Two or more objects stored on a keysafe server can be entangled. When one of them is requested, the server should delete the others.

This could be used in several ways:

  • Keysafe could upload random objects entangled with a key's object, and keep local records of the names of the random objects. Then if the user wants to stop storing a key on keysafe servers, keysafe can request the entangled objects to (hopefully) delete the real objects from the server.
  • Keysafe could pick or prompt for some tripwire names that an attacker might try if they were looking for a user's data. Then an attacker risks deleting the data stored on the server. Although this also has DOS potential.
  • The user could pick a real name and fake name and keysafe uploads objects for both. If the user is being forced to give up their keysafe name and password, they could provide the fake name, and if it were used, their data would get deleted from the keysafe servers.

Better object-id derivation

An idea from Ben M:

I was the fellow who mentioned using an HMAC instead of append-index-and-hash to generate the object-ids in keysafe.

That's probably an okay approach if you need to bind the output to a particular input string, but on reflection (unless I missed something) it would be equivalent for keysafe to take a stream and chop it up, then just "number" the chunks sequentially.

In that case, the "most correct" choice would probably be HKDF (RFC5869 [1]). Specifically, the second part of HKDF -- "HKDF-Expand".

(The first part, HKDF-Extract, is appropriate to apply /before/ key stretching, but stretching itself serves much the same purpose -- removing "structure" from the input key. Especially given that Argon2 is designed specifically to handle user passwords, I expect that HKDF-Extract is entirely unnecessary here.)

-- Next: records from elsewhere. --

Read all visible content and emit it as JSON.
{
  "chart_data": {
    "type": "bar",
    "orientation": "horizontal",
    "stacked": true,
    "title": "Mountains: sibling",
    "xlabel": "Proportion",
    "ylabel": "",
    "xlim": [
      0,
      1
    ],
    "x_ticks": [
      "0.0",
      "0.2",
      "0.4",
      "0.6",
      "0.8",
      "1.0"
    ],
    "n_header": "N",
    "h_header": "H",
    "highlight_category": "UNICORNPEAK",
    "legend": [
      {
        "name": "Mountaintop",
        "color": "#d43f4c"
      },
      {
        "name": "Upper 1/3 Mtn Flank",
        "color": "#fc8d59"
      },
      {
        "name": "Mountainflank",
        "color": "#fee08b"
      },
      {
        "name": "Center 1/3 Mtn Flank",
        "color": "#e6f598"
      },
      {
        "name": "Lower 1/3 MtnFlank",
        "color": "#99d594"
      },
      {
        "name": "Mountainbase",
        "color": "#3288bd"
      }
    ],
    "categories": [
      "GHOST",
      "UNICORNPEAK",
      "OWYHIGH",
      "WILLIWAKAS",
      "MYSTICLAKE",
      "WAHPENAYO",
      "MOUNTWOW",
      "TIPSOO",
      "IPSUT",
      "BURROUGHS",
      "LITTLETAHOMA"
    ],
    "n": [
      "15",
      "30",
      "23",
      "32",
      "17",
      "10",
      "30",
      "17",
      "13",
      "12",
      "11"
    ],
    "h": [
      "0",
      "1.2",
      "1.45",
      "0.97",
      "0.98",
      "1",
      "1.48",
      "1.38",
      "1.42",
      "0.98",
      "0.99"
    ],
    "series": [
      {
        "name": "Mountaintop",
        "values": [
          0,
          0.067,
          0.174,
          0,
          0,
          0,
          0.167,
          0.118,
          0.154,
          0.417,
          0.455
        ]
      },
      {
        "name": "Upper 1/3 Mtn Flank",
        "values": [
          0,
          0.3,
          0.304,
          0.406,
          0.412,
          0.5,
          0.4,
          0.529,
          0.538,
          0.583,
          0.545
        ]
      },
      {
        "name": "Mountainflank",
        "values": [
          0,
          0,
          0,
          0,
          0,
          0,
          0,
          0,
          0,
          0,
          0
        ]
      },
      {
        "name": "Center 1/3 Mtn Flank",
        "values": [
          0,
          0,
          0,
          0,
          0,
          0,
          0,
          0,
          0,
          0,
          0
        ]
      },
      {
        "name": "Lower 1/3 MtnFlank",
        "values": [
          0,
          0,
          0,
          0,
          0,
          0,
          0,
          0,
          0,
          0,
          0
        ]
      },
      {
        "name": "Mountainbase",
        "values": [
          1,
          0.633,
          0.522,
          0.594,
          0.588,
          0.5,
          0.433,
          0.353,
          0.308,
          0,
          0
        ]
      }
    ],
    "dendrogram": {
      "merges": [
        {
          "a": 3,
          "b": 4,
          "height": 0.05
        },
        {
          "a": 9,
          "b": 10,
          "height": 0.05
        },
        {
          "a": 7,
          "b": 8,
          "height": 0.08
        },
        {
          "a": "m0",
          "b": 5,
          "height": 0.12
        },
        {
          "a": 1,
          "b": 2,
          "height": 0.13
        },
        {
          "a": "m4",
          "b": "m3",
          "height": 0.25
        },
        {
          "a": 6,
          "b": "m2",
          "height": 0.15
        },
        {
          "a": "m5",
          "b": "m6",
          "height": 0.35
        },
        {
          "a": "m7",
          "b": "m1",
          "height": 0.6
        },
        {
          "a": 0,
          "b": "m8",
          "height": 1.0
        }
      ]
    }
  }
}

HKDF is what TLS 1.3 will use to expand its per-session master keys into individual keys for encryption and MACing [2], and AFAIK is generally considered The Right Way to generate a stream of distinct keys from a master key, where the compromise of any key should not permit derivation of the others.

So, um. Pretend I never mentioned HMAC, but spruiked HKDF instead :)

(Of course, this is pretty much bikeshedding. A first pre-image attack on SHA-2 in the near term would be a rude shock, and a full break would break HKDF too. But HKDF may prove more robust in the face of partial breaks, giving more time to move everyone to a new hash or scheme.)